Institutional Credit to Agriculture
The marginalisation of small loans is most visible in agriculture. Earlier, over 60% of agricultural credit comprised small loans of up to ₹25,000. Now, the bulk of agricultural lending goes to medium and large farmers or agribusinesses.
The Eastern and Northeastern states, where marginal and small farmers form the majority, remain particularly underserved. The Kisan Credit Card (KCC) scheme initially improved access to small farm loans but has become less accessible to marginal farmers over time.
Speaking to Kanal, Dr. R. Ramakumar, Professor at the Tata Institute of Social Sciences and a member of the Kerala State Planning Board, explained that this is not a random trend but a ‘policy-induced transformation’.
“The neoliberal economic policies of 1991 changed the character of banks towards a profit-oriented, commercial model. Banks began preferring large loans to big businesses over smaller credits to weaker sections. Thus, the social responsibility aspect of public sector banks has been compromised. This is, in fact, a consciously induced policy shift,” he said.
Ramakumar further elaborated that definitional changes in agricultural credit have also distorted the picture: “The definition of agricultural credit was altered to include indirect finance. As a result, large loans to agribusinesses now dominate the agri-loan portfolio. Many of these loans are disbursed from urban branches where there is little farming activity. Moreover, most of the disbursals occur between January and March — the end of the financial year — only to meet priority sector targets. These changes raise serious questions about whether agricultural credit is truly reaching the farmers who need it.”
Credit to Weaker Sections
The report shows a sharp decline in credit to weaker sections such as small farmers, Scheduled Castes, Scheduled Tribes, and artisans which are the mandated areas under priority sector lending. The share of loans to weaker sections has dropped from over 15% of net bank credit earlier to just 7–8% in recent years.
Microfinance institutions (MFIs) and non-banking finance companies (NBFCs) have partly filled this vacuum, but often at much higher interest rates, burdening poor borrowers further.
Regional and Class Disparities
The distribution of small credits mirrors deep inequalities across both regions and classes. Richer states capture a larger share of small credit disbursements, while poorer states face scarcity. Within rural areas, small and marginal farmers, landless labourers, and informal workers remain excluded from institutional lending, while larger farmers and agribusinesses dominate.

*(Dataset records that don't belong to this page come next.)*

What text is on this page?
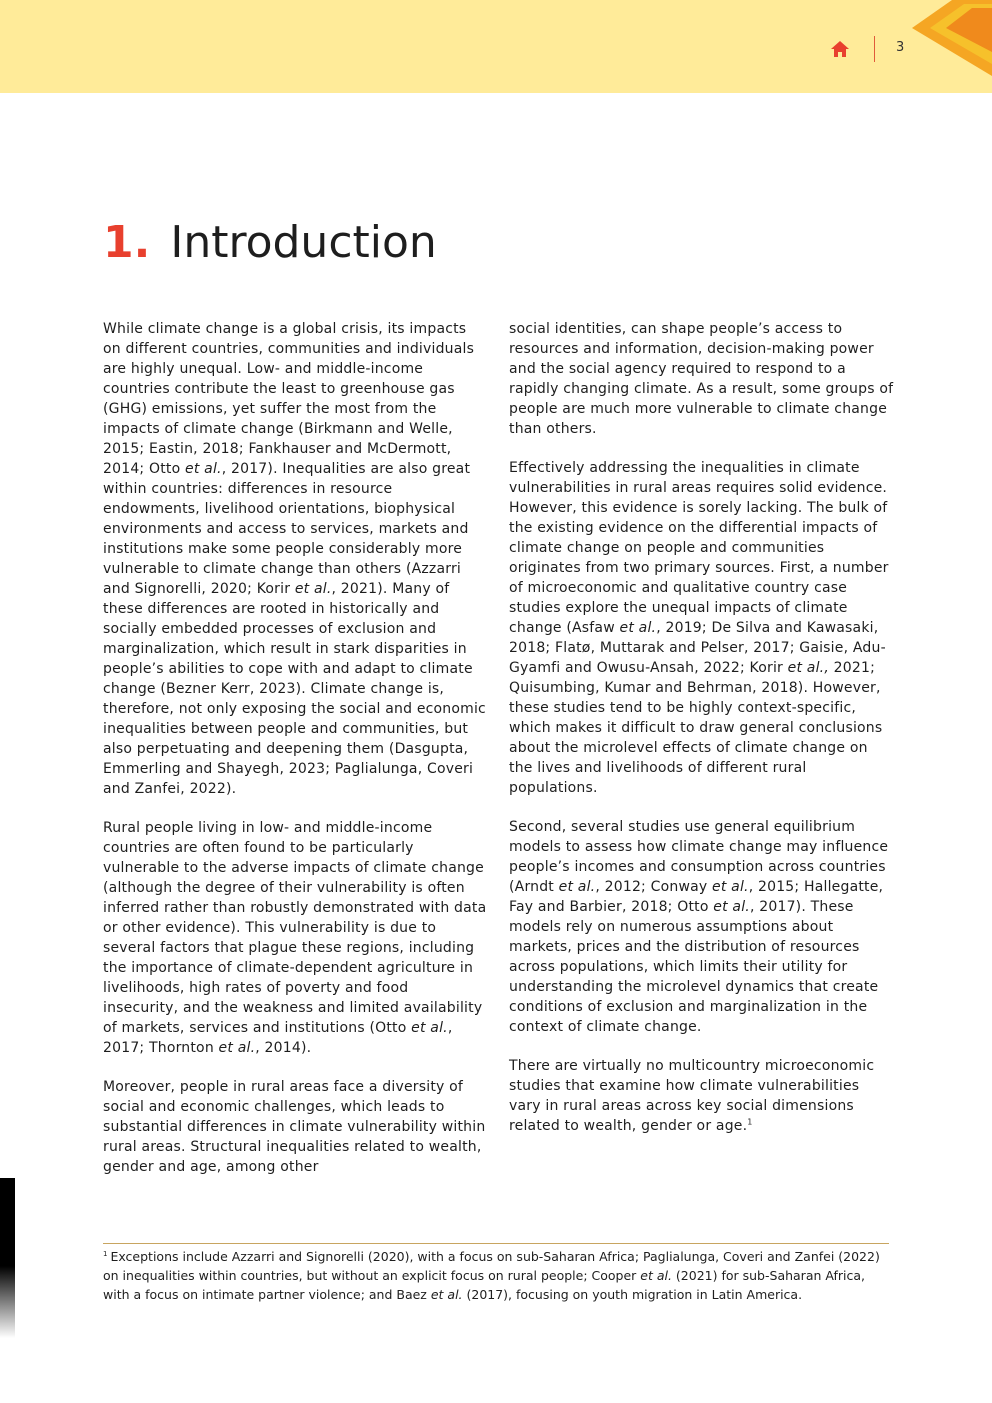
3
1. Introduction

While climate change is a global crisis, its impacts on different countries, communities and individuals are highly unequal. Low- and middle-income countries contribute the least to greenhouse gas (GHG) emissions, yet suffer the most from the impacts of climate change (Birkmann and Welle, 2015; Eastin, 2018; Fankhauser and McDermott, 2014; Otto et al., 2017). Inequalities are also great within countries: differences in resource endowments, livelihood orientations, biophysical environments and access to services, markets and institutions make some people considerably more vulnerable to climate change than others (Azzarri and Signorelli, 2020; Korir et al., 2021). Many of these differences are rooted in historically and socially embedded processes of exclusion and marginalization, which result in stark disparities in people’s abilities to cope with and adapt to climate change (Bezner Kerr, 2023). Climate change is, therefore, not only exposing the social and economic inequalities between people and communities, but also perpetuating and deepening them (Dasgupta, Emmerling and Shayegh, 2023; Paglialunga, Coveri and Zanfei, 2022).

Rural people living in low- and middle-income countries are often found to be particularly vulnerable to the adverse impacts of climate change (although the degree of their vulnerability is often inferred rather than robustly demonstrated with data or other evidence). This vulnerability is due to several factors that plague these regions, including the importance of climate-dependent agriculture in livelihoods, high rates of poverty and food insecurity, and the weakness and limited availability of markets, services and institutions (Otto et al., 2017; Thornton et al., 2014).

Moreover, people in rural areas face a diversity of social and economic challenges, which leads to substantial differences in climate vulnerability within rural areas. Structural inequalities related to wealth, gender and age, among other

social identities, can shape people’s access to resources and information, decision-making power and the social agency required to respond to a rapidly changing climate. As a result, some groups of people are much more vulnerable to climate change than others.

Effectively addressing the inequalities in climate vulnerabilities in rural areas requires solid evidence. However, this evidence is sorely lacking. The bulk of the existing evidence on the differential impacts of climate change on people and communities originates from two primary sources. First, a number of microeconomic and qualitative country case studies explore the unequal impacts of climate change (Asfaw et al., 2019; De Silva and Kawasaki, 2018; Flatø, Muttarak and Pelser, 2017; Gaisie, Adu-Gyamfi and Owusu-Ansah, 2022; Korir et al., 2021; Quisumbing, Kumar and Behrman, 2018). However, these studies tend to be highly context-specific, which makes it difficult to draw general conclusions about the microlevel effects of climate change on the lives and livelihoods of different rural populations.

Second, several studies use general equilibrium models to assess how climate change may influence people’s incomes and consumption across countries (Arndt et al., 2012; Conway et al., 2015; Hallegatte, Fay and Barbier, 2018; Otto et al., 2017). These models rely on numerous assumptions about markets, prices and the distribution of resources across populations, which limits their utility for understanding the microlevel dynamics that create conditions of exclusion and marginalization in the context of climate change.

There are virtually no multicountry microeconomic studies that examine how climate vulnerabilities vary in rural areas across key social dimensions related to wealth, gender or age.$^1$

$^1$ Exceptions include Azzarri and Signorelli (2020), with a focus on sub-Saharan Africa; Paglialunga, Coveri and Zanfei (2022) on inequalities within countries, but without an explicit focus on rural people; Cooper et al. (2021) for sub-Saharan Africa, with a focus on intimate partner violence; and Baez et al. (2017), focusing on youth migration in Latin America.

Thomas Franco, banking industry expert and former General Secretary of AIBOC, highlighted the magnitude of exclusion: “India’s population is around 146.3 crore, and only about 41 crore people have access to credit through banks, including Small Finance Banks. Even if 30% of the population is below 18, over 100 crore adults remain — yet only 40% have credit access. The rest are forced to rely on NBFCs, MFIs, or moneylenders.”
“This government has consciously supported large borrowers over ordinary people. The poor are compelled to borrow at exorbitant rates, putting their meagre assets including agricultural land, and even their lives at risk”, he told Kanal.
The report warns that the decline of small credits undermines financial inclusion, weakens livelihood security, and increases dependence on informal lenders. It also contradicts the stated objectives of social banking and priority sector policies, thereby widening both regional and class inequalities.